LIA president pitches billionaires in final frontier flier

You've got mail: Long Island Association President Matthew Cohen has written a letter to Jeff Bezos, Elon Musk and Richard Branson -- shown here becoming the "first billionaire in space" aboard the VSS Unity -- extolling the Island's virtues as a center of space exploration.
By GREGORY ZELLER //

As the billionaire space race and other final-frontier fantasies rekindle earthlings’ interest in traveling to the stars, one Long Island rainmaker is hoping to save Long Island’s socioeconomic future by recapturing its spaced-out past.

And Matthew Cohen, the Long Island Association’s freshly minted president and CEO, is taking his case right to the top.

On Thursday, Cohen penned a letter to magnates Jeff Bezos, Elon Musk and Richard Branson extolling Long Island’s unique “space research and business capabilities” and imploring the three billionaires to consider centering at least part of their space-exploration attention on Nassau and Suffolk counties.

Branson, owner of California-based spaceflight trailblazer Virgin Galactic, made history this week as a passenger on his company’s proprietary space plane, the VSS Unity, earning him the crown of “first billionaire in space.” He beat out Bezos, executive chairman of Amazon and head of Washington State-based suborbital spaceflight venture Blue Origin, by mere days: Bezos is slated to ride Blue Origin’s New Shepard rocket into space on July 20.

Musk, whose California-based aerospace manufacturer SpaceX is arguably more accomplished than the other two billionaire-backed ventures, figures to be the third of the three to actually slip Earth’s surly bonds: Reports say he’s booked a Virgin Galactic spaceflight for sometime after Virgin Galactic’s commercial operations begin in 2022.

Matthew Cohen: Space man.

While all three financiers have based their extraplanetary operations out west – including SpaceX’s Texas-based “Starship launch tower,” which is currently experiencing a regulatory glitch – Cohen notes in his letter that Long Island is no stranger to aerospace advancement and space exploration.

Way back at the beginning of the 20th Century, the Island was an arrival and departure point for the earliest transcontinental flights; during World War II, the Bethpage-based Grumman Aircraft Engineering Corp. delivered more than 17,000 combat planes for the American war effort; and of course, between 1961 and 1972, Grumman engineers built NASA’s lunar modules, including the Apollo landing craft that first put men on the moon 52 years ago this week.

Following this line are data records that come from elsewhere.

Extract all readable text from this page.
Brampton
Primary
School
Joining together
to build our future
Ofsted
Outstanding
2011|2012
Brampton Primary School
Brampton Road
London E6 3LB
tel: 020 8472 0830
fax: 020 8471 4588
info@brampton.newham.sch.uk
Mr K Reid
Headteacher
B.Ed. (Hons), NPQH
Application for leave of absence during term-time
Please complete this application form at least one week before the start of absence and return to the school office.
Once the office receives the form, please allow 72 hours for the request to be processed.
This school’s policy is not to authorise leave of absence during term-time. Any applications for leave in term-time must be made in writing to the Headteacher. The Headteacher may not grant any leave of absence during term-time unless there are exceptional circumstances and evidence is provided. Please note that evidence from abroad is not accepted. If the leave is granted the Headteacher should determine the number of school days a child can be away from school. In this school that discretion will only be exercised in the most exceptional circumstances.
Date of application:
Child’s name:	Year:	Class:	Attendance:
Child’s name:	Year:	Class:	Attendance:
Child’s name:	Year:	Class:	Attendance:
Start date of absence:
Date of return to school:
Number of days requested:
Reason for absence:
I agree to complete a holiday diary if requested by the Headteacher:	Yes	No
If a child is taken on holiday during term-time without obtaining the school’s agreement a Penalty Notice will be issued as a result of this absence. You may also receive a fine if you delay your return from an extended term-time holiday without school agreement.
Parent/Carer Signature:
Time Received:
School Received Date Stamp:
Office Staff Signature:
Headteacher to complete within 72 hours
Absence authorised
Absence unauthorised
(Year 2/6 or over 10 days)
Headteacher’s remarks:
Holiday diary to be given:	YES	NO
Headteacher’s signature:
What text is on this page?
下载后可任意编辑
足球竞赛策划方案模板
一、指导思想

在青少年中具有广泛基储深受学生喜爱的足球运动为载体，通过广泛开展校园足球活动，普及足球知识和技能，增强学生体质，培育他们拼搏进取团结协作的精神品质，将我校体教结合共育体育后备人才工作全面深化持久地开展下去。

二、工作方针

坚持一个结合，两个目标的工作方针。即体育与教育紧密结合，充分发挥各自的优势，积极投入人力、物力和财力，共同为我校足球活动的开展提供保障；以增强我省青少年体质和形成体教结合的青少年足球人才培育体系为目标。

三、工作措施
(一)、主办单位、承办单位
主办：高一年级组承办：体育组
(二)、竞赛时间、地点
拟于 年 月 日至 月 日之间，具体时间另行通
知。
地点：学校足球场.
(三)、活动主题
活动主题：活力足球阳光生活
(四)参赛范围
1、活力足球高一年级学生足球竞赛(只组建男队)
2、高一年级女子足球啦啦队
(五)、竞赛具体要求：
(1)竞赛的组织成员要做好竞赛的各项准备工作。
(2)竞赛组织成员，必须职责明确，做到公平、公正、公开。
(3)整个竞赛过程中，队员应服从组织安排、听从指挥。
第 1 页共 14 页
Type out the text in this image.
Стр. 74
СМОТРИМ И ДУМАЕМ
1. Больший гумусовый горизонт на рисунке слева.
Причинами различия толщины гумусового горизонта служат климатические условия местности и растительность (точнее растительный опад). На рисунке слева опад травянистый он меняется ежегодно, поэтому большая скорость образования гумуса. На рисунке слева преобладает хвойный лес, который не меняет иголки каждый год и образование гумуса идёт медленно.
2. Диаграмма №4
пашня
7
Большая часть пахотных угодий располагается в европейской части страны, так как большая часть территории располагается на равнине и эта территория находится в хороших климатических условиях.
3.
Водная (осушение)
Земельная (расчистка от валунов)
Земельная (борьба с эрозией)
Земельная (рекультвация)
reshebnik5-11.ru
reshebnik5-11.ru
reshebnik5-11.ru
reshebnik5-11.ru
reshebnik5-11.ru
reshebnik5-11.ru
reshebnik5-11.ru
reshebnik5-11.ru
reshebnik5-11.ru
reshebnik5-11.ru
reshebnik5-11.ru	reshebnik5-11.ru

In his Twitter-delivered communique, Cohen mentions Long Island’s “unique place in history in the space race” (and notes that Grumman, now Northrop Grumman, has been “an LIA member since 1960”).

He also references the presence of the U.S. Department of Energy’s Upton-based Brookhaven National Laboratory and notes BNL is already “conducting research with NASA on the impacts of cosmic radiation to humans” – potentially, “an important consideration [for] the space-tourism industry.”

And of paramount importance to the innovative space-travel pioneers, Cohen notes that Long Island boasts “a highly skilled and educated workforce,” courtesy of the multitude of “well-respected engineering programs” at the Island’s myriad universities.

Ready for takeoff: Blue Origin’s New Shepard rocket is ready to carry Jeff Bezos to space next week.

Before signing off, the LIA president asks Bezos, Musk and Branson to “consider our vast manufacturing and research capabilities as you continue with your landmark efforts to make the last frontier a destination” – and invites the billionaires to “DM me of you want to chat about this more.”

Far from a PR stunt, the letter is a serious stab at a major socioeconomic score, according to Cohen, who ascended to the LIA presidency in June – after a decade as the association’s government relations director – and “thought the best way to get their attention was to send (a letter) directly through Twitter.”

“I wanted to take advantage of all of the money being poured into space tourism,” Cohen told Innovate Long Island. “These companies should know about Long Island’s history in the space race and also what’s happening right now.

“Not only is world-class research taking place at Brookhaven National Lab in partnership with NASA, but we still have a thriving aerospace sector that can participate in the supply chain of these companies,” he added. “Hopefully, we will get some traction on social media so this gets noticed by larger companies that are working on space discovery.”